Compiling such a catalog is one of the most difficult art historical tasks. Some of them can be boring to read. However, Freud is like delving into John Rewald’s take on Cézanne’s work: the immersion is so complete, the written details so lively and lively, that you sometimes forget to look at the pictures.
Lambert met Freud a few years after Auerbach, in 1981. At first she saw him weekly. One of Freud’s models, Sophie de Stempel, told her that he would sometimes send a postcard saying: “I haven’t seen you. Come let’s dance”, which Lambert euphemistically explains might mean “embrace etc”, but was also a summons to be spontaneous. “It’s the way he dealt with a lot of people. It was his spirit, his sense of humor, his honesty,” she says. “Lucian was very charming. He could just touch someone’s shoulder, and no one else was there, you know?”
Browsing through Freud’s archives at the National Portrait Gallery, Lambert found postcards she had sent him over the years that he had kept, “of Courbet or something like that,” she says. “And I think I’m glad I sent that. Sometimes there was no reply, and sometimes he would say, ‘Come and look at this picture.’” And that continued until the end of his life.
“Lucien said he was going to ask me to sit down,” she adds. “When you’re sitting down, you can walk, like someone next to you in the car. That would have been a really cool experience, too. But you have to have a lot of time in your day.”

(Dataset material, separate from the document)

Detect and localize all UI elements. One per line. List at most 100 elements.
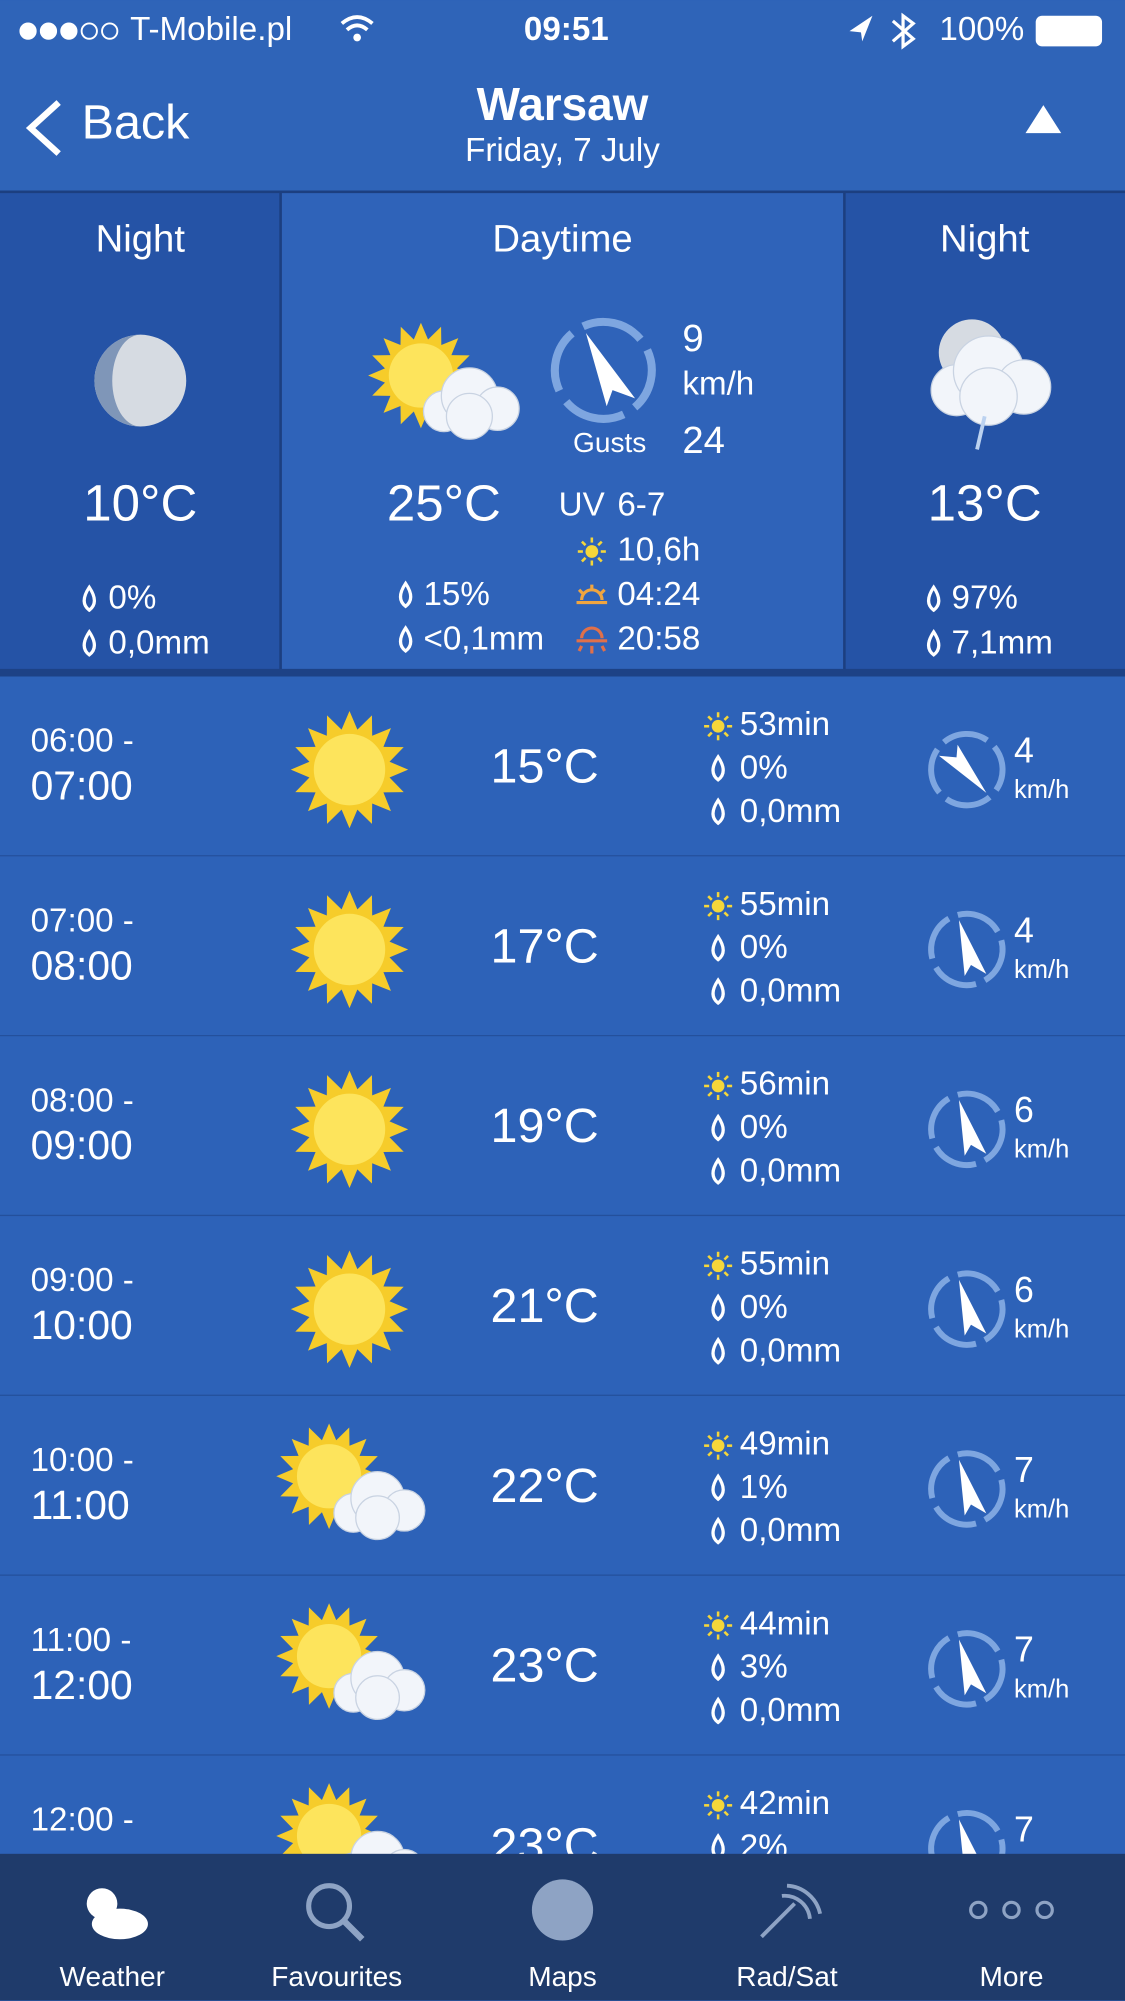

And she was already fully committed to another artist, I think. “And a husband,” she says. “And a job. A lot of his babysitters were young, working in a club or as a waitress, and they didn’t have responsibilities.”

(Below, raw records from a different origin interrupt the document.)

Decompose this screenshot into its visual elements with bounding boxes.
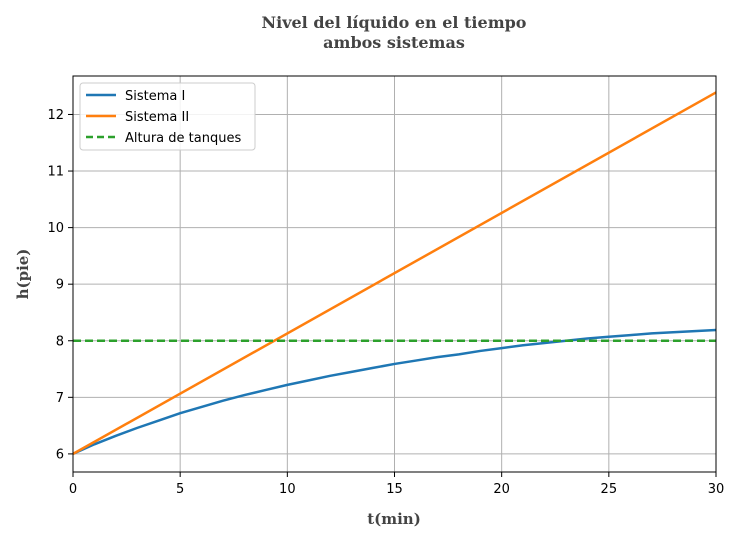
legend: Sistema I Sistema II Altura de tanques	[79, 82, 256, 151]
legend-label-sistema-2: Sistema II	[125, 110, 189, 125]
y-tick-label: 10	[47, 221, 64, 236]
x-tick-label: 10	[279, 482, 296, 497]
x-tick-label: 20	[493, 482, 510, 497]
axis-ticks: 0 5 10 15 20 25 30 6 7 8 9 10 11 12	[47, 108, 724, 497]
x-tick-label: 0	[69, 482, 77, 497]
x-tick-label: 5	[176, 482, 184, 497]
y-tick-label: 12	[47, 108, 64, 123]
x-tick-label: 25	[601, 482, 618, 497]
series-line-2	[72, 91, 717, 455]
x-axis-label: t(min)	[367, 510, 421, 528]
x-tick-label: 30	[708, 482, 725, 497]
y-tick-label: 8	[56, 334, 64, 349]
series-line-1	[72, 328, 717, 456]
y-axis-label: h(pie)	[14, 249, 32, 300]
y-tick-label: 6	[56, 447, 64, 462]
y-tick-label: 7	[56, 391, 64, 406]
legend-box	[79, 82, 256, 151]
chart-title-line-1: Nivel del líquido en el tiempo	[262, 13, 527, 32]
chart-title-line-2: ambos sistemas	[323, 33, 465, 52]
legend-label-altura-tanques: Altura de tanques	[125, 131, 241, 146]
y-tick-label: 11	[47, 165, 64, 180]
legend-label-sistema-1: Sistema I	[125, 89, 185, 104]
x-tick-label: 15	[386, 482, 403, 497]
series-lines	[72, 91, 717, 456]
y-tick-label: 9	[56, 278, 64, 293]
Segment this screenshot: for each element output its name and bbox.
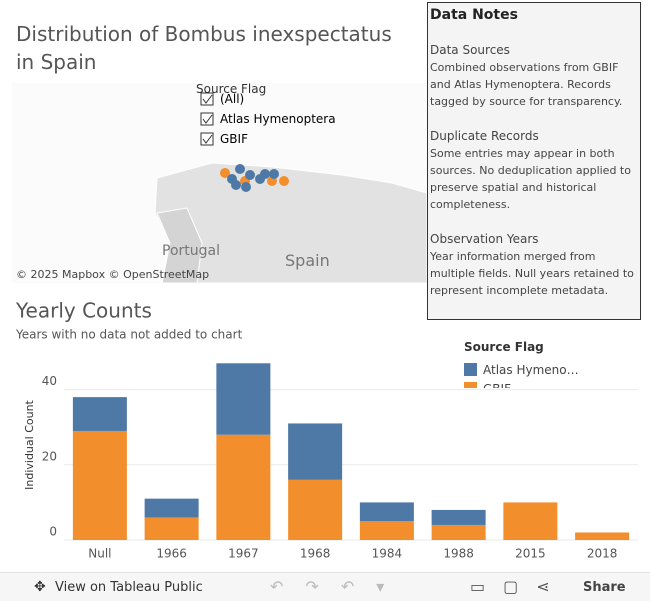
legend-item[interactable]: GBIF	[464, 379, 624, 388]
legend-title: Source Flag	[464, 340, 544, 354]
data-notes: Data Notes Data Sources Combined observa…	[427, 2, 641, 320]
x-tick-label: 1966	[156, 547, 187, 561]
bar	[216, 434, 271, 540]
legend-item[interactable]: Atlas Hymenoptera	[464, 360, 624, 379]
bar	[216, 363, 271, 435]
x-tick-label: 1988	[443, 547, 474, 561]
bar	[359, 521, 414, 540]
y-tick-label: 0	[49, 525, 57, 539]
map-land	[154, 162, 427, 283]
notes-heading: Duplicate Records	[430, 129, 539, 143]
map: Portugal Spain © 2025 Mapbox © OpenStree…	[12, 83, 427, 283]
y-tick-label: 40	[42, 374, 57, 388]
map-points	[220, 164, 289, 192]
x-tick-label: 1984	[372, 547, 403, 561]
filter-title: Source Flag	[196, 83, 266, 96]
bar	[288, 479, 343, 540]
share-button[interactable]: Share	[583, 580, 626, 595]
notes-heading: Observation Years	[430, 232, 539, 246]
notes-text: Some entries may appear in both sources.…	[430, 147, 631, 211]
bar	[503, 502, 558, 540]
notes-heading: Data Sources	[430, 43, 510, 57]
toolbar: ✥ View on Tableau Public ↶↷↶▾ ▭▢⋖ Share	[0, 572, 650, 601]
map-portugal	[156, 207, 203, 283]
bar	[359, 502, 414, 522]
map-label: Portugal	[162, 243, 220, 259]
bar	[288, 423, 343, 480]
legend-label: Atlas Hymenoptera	[483, 362, 579, 377]
bar	[72, 397, 127, 431]
checkbox[interactable]	[200, 92, 214, 106]
legend-label: GBIF	[483, 382, 511, 389]
bar	[431, 524, 486, 540]
x-tick-label: Null	[88, 547, 111, 561]
map-label: Spain	[285, 251, 330, 270]
bar	[72, 430, 127, 540]
chart-subtitle: Years with no data not added to chart	[15, 328, 243, 342]
notes-text: Combined observations from GBIF and Atla…	[430, 61, 623, 108]
checkbox[interactable]	[200, 132, 214, 146]
filter-option[interactable]: Atlas Hymenoptera	[220, 112, 336, 126]
x-tick-label: 1967	[228, 547, 259, 561]
x-tick-label: 2015	[515, 547, 546, 561]
y-tick-label: 20	[42, 449, 57, 463]
legend-swatch	[464, 382, 477, 388]
icon: ✥	[34, 579, 46, 595]
filter-option[interactable]: GBIF	[220, 132, 248, 146]
checkbox[interactable]	[200, 112, 214, 126]
toolbar-icons[interactable]: ▭▢⋖	[470, 577, 568, 596]
notes-text: Year information merged from multiple fi…	[430, 250, 634, 297]
y-axis-title: Individual Count	[23, 399, 36, 489]
view-link[interactable]: View on Tableau Public	[55, 580, 203, 595]
filter-options[interactable]: (All) Atlas Hymenoptera GBIF	[200, 92, 336, 146]
chart-title: Yearly Counts	[15, 299, 152, 323]
x-tick-label: 2018	[587, 547, 618, 561]
legend-swatch	[464, 363, 477, 376]
toolbar-icons[interactable]: ↶↷↶▾	[270, 577, 407, 596]
bar	[144, 517, 199, 540]
notes-title: Data Notes	[430, 7, 518, 23]
filter-option[interactable]: (All)	[220, 92, 244, 106]
bar	[575, 532, 630, 540]
map-attribution: © 2025 Mapbox © OpenStreetMap	[16, 268, 209, 281]
x-tick-label: 1968	[300, 547, 331, 561]
legend: Source Flag Atlas Hymenoptera GBIF	[464, 340, 624, 388]
chart: Yearly Counts Years with no data not add…	[15, 299, 638, 561]
bar	[144, 498, 199, 518]
bar	[431, 509, 486, 525]
dashboard-title: Distribution of Bombus inexspectatus in …	[16, 22, 392, 74]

Hockney likes to point out that the painting Freud painted took 120 hours. Others, including Uglow, rejected Freud. “He said: ‘I can’t give up that time.’ And it happened that Ewan died young, in his 60s, so maybe he was right not to give that up.”

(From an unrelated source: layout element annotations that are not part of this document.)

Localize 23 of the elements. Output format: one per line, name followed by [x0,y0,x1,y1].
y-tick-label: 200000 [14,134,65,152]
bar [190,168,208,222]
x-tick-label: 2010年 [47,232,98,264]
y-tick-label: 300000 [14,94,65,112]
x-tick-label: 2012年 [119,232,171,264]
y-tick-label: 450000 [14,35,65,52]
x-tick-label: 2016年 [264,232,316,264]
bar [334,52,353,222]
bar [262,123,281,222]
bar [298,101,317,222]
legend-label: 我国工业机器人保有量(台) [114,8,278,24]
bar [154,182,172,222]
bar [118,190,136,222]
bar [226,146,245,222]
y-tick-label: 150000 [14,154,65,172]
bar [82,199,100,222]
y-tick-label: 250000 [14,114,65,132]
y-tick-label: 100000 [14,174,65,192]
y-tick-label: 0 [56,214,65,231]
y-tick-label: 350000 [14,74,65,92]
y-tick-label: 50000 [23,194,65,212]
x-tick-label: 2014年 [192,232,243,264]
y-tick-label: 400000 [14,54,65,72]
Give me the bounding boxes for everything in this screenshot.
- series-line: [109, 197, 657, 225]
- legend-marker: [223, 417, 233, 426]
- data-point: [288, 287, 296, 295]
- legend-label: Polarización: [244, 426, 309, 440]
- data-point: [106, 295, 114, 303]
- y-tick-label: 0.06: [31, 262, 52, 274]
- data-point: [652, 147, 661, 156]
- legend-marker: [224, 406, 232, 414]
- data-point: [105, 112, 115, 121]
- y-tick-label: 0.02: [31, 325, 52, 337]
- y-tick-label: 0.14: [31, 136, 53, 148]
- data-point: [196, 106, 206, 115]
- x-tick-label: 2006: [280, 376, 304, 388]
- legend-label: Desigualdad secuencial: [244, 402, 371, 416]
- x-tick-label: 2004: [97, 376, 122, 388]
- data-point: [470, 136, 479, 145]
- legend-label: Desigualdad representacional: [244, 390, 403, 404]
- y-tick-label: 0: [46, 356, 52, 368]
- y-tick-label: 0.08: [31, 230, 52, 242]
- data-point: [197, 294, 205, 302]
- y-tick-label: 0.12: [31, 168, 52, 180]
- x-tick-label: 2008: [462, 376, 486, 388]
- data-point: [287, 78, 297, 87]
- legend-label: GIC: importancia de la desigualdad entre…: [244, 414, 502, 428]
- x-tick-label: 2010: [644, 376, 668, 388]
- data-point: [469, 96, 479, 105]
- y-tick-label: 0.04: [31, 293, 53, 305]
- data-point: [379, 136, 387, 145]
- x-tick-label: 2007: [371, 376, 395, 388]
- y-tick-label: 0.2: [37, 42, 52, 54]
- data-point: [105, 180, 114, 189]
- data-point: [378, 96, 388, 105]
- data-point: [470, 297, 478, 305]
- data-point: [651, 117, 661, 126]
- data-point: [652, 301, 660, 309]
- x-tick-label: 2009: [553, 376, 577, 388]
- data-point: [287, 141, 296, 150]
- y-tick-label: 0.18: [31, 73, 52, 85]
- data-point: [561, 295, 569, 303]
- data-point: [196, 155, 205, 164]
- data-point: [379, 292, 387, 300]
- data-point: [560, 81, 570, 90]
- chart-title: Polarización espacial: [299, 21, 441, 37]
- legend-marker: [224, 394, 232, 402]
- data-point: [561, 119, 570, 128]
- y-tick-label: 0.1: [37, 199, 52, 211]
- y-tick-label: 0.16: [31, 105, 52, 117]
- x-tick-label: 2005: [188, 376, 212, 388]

For Auerbach, she says, it was very important that his sitters arrived on time. “And that was true for Uglow, Freud and Kossoff. They couldn’t cope if there was any doubt about whether someone was going to come or not.”
What benefit did Lambert gain from sitting for a long time? “Everything, everything. I always came out in a really good mood. I never failed,” she says immediately.